側から見れば愛を囁かれている恋人にしか見えないが、囁かれている張本人であるリタ嬢の表情がどんどん暗くなっていくのを見て、そうではない可能性も十分にあると俺は思った。
「わかりましたわ。殿方は殿方同士で有意義な時間をお過ごしくださいませ。私は学院へ向かいますわ」
先ほどの姿が嘘かのようにロイ殿下に礼儀正しく挨拶をしてリタ嬢がこの場から離れる。
「それじゃあ行こうか」
「…はい」
リタ嬢の背中を見送った後、俺とロイ殿下は先ほどロイ殿下が指名した部屋に入っていった。
*****
「単刀直入に聞こう。ここ数週間の…いや、僕と婚約してからのリタをどう思う?」
ロイ殿下が俺の目の前の椅子に深く腰掛け、真剣な瞳でこちらを見つめる。
ロイ殿下が指名した部屋は来賓等をもてなしたり、仕事上の話をしたりする応接室だった。

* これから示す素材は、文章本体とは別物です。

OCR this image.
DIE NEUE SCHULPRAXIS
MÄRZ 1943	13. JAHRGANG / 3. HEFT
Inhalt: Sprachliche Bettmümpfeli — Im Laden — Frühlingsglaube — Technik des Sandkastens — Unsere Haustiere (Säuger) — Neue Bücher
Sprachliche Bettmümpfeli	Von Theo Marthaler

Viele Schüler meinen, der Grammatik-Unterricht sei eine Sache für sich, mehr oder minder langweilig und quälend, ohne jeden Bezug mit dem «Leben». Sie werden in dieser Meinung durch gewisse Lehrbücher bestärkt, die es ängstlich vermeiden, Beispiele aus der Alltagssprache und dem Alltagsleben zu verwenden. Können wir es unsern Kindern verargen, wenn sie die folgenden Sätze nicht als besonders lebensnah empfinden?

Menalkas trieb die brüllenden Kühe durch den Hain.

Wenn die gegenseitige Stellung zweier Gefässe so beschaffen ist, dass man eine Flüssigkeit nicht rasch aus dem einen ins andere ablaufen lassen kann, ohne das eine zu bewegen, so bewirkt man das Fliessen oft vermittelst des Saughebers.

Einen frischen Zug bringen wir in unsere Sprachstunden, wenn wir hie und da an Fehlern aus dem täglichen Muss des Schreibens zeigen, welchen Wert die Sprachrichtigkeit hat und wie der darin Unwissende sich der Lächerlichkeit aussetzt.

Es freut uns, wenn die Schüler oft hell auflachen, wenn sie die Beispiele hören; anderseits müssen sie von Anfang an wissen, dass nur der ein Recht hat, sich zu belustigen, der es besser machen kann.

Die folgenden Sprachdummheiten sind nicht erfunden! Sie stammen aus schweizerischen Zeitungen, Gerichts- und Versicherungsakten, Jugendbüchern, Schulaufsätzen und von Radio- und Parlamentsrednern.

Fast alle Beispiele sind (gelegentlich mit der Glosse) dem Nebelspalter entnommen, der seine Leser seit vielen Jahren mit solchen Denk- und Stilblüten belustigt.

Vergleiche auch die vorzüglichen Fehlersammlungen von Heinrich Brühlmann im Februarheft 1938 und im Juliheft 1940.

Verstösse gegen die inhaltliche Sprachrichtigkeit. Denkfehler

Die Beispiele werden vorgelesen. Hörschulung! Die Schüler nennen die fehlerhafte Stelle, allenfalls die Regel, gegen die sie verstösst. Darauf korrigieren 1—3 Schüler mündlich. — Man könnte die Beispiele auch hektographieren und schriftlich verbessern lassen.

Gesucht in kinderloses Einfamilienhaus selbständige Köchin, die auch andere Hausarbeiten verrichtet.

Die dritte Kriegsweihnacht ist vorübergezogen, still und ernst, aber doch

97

そこで俺とロイ殿下は互いに向き合う形で机を挟んで椅子に座っていた。
ロイ殿下と婚約してからのリタ嬢か。
ロイ殿下の問いに俺はここ数週間のリタ嬢への印象をすぐに口にする。
「…聡明さがなくなりましたね。先ほどもありましたが、リタ嬢は口論で俺に負かされるような方ではありません。いつも俺たちは互角でした」
「なるほど…。ユリウスもそう思うか」
俺の言葉にロイ殿下が深く頷く。
この様子だど、ロイ殿下も俺と同じ印象をリタ嬢に持っていたらしい。
「君はリタと学院で1番ある意味深い関係だろう?だからリタについて君に聞いたんだ。君が言うんだから間違いないね」
納得した様子で笑うロイ殿下に俺はただ頷いた。
「しかしロイ殿下。何故このようなことを俺に確認したのですか?何かお考えが…」
「いや。婚約者として婚約者を心配することは当然だろう。リタは元々気分屋でわがままな時もあれば聡明な時もあったからね。今はその聡明さがなくなったから少し心配していただけさ」
「…そうですか」
穏やかに笑うロイ殿下は本当にリタ嬢を心配しているだけなのだろうか。
どうしても他に何か考えているのではないかとロイ殿下の思惑について考えてしまう。
そんな俺を見てロイ殿下は「本当に心配しているだけだよ。そんな目で見ないでくれ」と苦笑いを浮かべていた。